Antes disso, o conjunto de padrões era de que qualquer um na internet poderia
ver as “curtidas” de cada usuário. Mas a mudança não foi obstáculo para
os coletores de dados: enquanto Kosinski sempre pedia o consentimento dos
usuários do Facebook, muitos aplicativos e testes online precisam de acesso a
dados privados como pré-condição para fazer testes de personalidade. (Qualquer
pessoa que queira avaliar-se com base em seus “likes” do Facebook pode fazer
isso no site do
Kosinski e comparar seus resultados àqueles de um questionário Ocean clássico,
como aquele do Centro de Psicometria de Cambridge.
Mas
o assunto não tinha apenas a ver com “curtidas” ou mesmo Facebook. Kosinski e
sua equipe não podiam atribuir valores Big Five puramente com base em quantas
fotos de perfil uma pessoa tem no Facebook, ou quantos contatos eles têm (um
bom indicador de extroversão). Mas também revelamos alguma coisa sobre nós
mesmos até quando não estamos online. Por exemplo, o sensor de movimento de
nosso celular revela o quão rapidamente a gente se move e quão longe viajamos
(isso é correlacionado com instabilidade emocional). Nosso smartphone, concluiu
Kosinski, é um vasto questionário psicológico que estamos preenchendo
constantemente, tanto consciente quanto inconscientemente.
Sobretudo,
porém – e isso é chave – ele também trabalha ao contrário: é possível não
apenas criar perfis psicológicos a partir de seus dados, mas também usá-los ao
contrário para buscar perfis específicos: todos os pais ansiosos, todos os
introvertidos raivosos, por exemplo – ou talvez todos os Democratas indecisos?
Essencialmente, o que Kosinski inventou foi uma espécie de mecanismo de busca
de pessoas. Ele começou a reconhecer o potencial – mas também o perigo inerente
– de seu trabalho. Para ele, a internet sempre se pareceu com um presente dos
céus. O que ele realmente queria era dar alguma coisa em troca, compartilhar.
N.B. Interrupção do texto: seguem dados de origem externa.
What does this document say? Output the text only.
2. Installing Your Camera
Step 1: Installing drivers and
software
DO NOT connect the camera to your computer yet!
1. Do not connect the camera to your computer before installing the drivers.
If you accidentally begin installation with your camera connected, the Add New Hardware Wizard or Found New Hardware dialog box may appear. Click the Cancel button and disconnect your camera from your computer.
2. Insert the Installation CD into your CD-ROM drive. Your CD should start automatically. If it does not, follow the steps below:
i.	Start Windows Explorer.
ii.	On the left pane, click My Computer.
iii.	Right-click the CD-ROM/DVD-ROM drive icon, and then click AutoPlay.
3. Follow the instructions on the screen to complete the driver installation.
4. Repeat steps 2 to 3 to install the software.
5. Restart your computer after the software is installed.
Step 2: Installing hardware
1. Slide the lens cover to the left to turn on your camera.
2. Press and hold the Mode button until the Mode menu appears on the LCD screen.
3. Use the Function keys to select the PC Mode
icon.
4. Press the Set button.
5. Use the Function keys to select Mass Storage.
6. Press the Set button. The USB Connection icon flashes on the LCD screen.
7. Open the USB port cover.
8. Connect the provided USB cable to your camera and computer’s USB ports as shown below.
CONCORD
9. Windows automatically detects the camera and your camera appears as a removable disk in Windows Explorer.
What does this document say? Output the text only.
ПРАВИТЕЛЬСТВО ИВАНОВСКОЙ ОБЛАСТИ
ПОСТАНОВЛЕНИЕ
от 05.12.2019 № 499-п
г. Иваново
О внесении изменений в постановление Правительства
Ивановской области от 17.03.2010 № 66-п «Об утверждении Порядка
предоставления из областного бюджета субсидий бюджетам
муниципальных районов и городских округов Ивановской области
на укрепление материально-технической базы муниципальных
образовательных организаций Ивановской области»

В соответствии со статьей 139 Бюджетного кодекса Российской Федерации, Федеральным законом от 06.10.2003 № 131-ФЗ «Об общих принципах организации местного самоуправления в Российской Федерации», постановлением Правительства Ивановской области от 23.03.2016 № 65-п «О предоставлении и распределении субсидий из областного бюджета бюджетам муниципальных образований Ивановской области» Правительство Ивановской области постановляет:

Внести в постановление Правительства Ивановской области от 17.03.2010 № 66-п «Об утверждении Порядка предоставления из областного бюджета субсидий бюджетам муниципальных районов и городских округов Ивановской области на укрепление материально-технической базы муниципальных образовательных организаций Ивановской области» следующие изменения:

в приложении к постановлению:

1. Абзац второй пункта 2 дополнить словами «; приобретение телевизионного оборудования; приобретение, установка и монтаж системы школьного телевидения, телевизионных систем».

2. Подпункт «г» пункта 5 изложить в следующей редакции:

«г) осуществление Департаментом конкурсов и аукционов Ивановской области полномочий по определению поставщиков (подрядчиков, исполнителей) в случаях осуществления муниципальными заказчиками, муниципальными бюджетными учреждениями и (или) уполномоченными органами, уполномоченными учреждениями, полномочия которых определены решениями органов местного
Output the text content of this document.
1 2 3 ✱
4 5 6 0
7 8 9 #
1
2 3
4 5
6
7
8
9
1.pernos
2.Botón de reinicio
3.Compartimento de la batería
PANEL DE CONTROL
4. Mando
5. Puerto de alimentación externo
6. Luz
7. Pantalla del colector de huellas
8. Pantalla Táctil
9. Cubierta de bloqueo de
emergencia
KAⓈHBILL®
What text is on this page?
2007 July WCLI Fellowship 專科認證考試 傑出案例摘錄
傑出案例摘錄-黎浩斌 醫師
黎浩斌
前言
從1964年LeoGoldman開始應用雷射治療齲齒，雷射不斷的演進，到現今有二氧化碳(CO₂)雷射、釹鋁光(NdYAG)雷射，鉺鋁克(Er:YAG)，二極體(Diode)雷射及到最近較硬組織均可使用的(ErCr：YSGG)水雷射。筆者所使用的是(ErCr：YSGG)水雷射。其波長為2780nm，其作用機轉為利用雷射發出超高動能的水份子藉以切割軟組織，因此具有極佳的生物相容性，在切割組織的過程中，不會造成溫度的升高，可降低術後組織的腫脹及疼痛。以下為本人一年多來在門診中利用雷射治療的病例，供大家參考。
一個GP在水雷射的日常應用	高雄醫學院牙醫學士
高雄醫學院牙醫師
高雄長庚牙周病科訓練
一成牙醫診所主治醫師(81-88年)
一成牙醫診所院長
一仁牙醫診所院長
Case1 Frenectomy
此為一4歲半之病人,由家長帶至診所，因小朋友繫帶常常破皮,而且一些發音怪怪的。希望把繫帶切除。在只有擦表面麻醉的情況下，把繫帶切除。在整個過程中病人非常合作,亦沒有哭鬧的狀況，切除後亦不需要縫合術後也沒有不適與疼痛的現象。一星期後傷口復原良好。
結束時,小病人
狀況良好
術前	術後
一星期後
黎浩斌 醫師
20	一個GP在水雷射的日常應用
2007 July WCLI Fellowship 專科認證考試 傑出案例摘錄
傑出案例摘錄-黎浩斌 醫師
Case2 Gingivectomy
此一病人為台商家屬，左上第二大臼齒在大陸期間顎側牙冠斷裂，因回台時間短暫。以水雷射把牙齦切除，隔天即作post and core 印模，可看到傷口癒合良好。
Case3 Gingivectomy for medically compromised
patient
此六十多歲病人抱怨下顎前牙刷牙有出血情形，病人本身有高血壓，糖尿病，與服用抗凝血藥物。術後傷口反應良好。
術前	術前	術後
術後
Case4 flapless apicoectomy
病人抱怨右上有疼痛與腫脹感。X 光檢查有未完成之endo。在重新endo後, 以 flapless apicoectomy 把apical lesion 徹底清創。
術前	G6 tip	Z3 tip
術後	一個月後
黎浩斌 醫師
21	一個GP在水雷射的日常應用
Se os dados podem ser compartilhados, então por que também não compartilhar
tudo o que é construído a partir deles? Era o espírito de toda uma geração, o
início de uma nova era, que transcende as limitações do mundo físico. Mas o que
aconteceria, imaginou Kosinski, se alguém abusasse de seu mecanismo de busca
para manipular pessoas? Ele começou a estampar avisos na maior parte do seu
trabalho científico. Sua abordagem, avisava ele próprio, “poderia representar
uma ameaça ao bem-estar individual, à liberdade ou até à vida.” Mas ninguém
pareceu alcançar o que ele quis dizer.
A
esta altura, o início de 2014, Kosinski foi abordado por um jovem professor
assistente do departamento de Psicologia chamado Aleksandr Kogan. Disse que
estava entrando em contato em nome de uma empresa interessa no método de
Kosinski, e queria acesso ao data base de MyPersonality. Kogan não podia
revelar o objetivo; estava sob compromisso de sigilo.
No
início, Kosinski e sua equipe consideraram a oferta, pois significaria uma boa
quantia de dinheiro para o instituto; mas depois ele hesitou. Finalmente,
lembra Kosinski, Kogan revelou o nome da empresa: SCL, ou Strategic
Communication Laboratories (Laboratórios de Comunicação Estratégica). Kosinski
gugou a empresa: “[Somos] a primeira agência de gestão de eleições”, diz em seu
site. A SCL oferece marketing baseado em modelos psicológicos. Um de seus focos
centrais: influenciar eleições. Influenciar eleições? Perturbado, Kosinski foi
clicando as páginas. Que tipo de empresa era essa? E o que essas pessoas
estavam planejando?
O
que Kosinski não sabia à época: SLC é a mãe de um grupo de empresas. Quem
exatamente detém a propriedade da SCL e seus diversos braços não está claro,
devido a uma estrutura corporativa enrolada, do tipo visto nos Panama Papers.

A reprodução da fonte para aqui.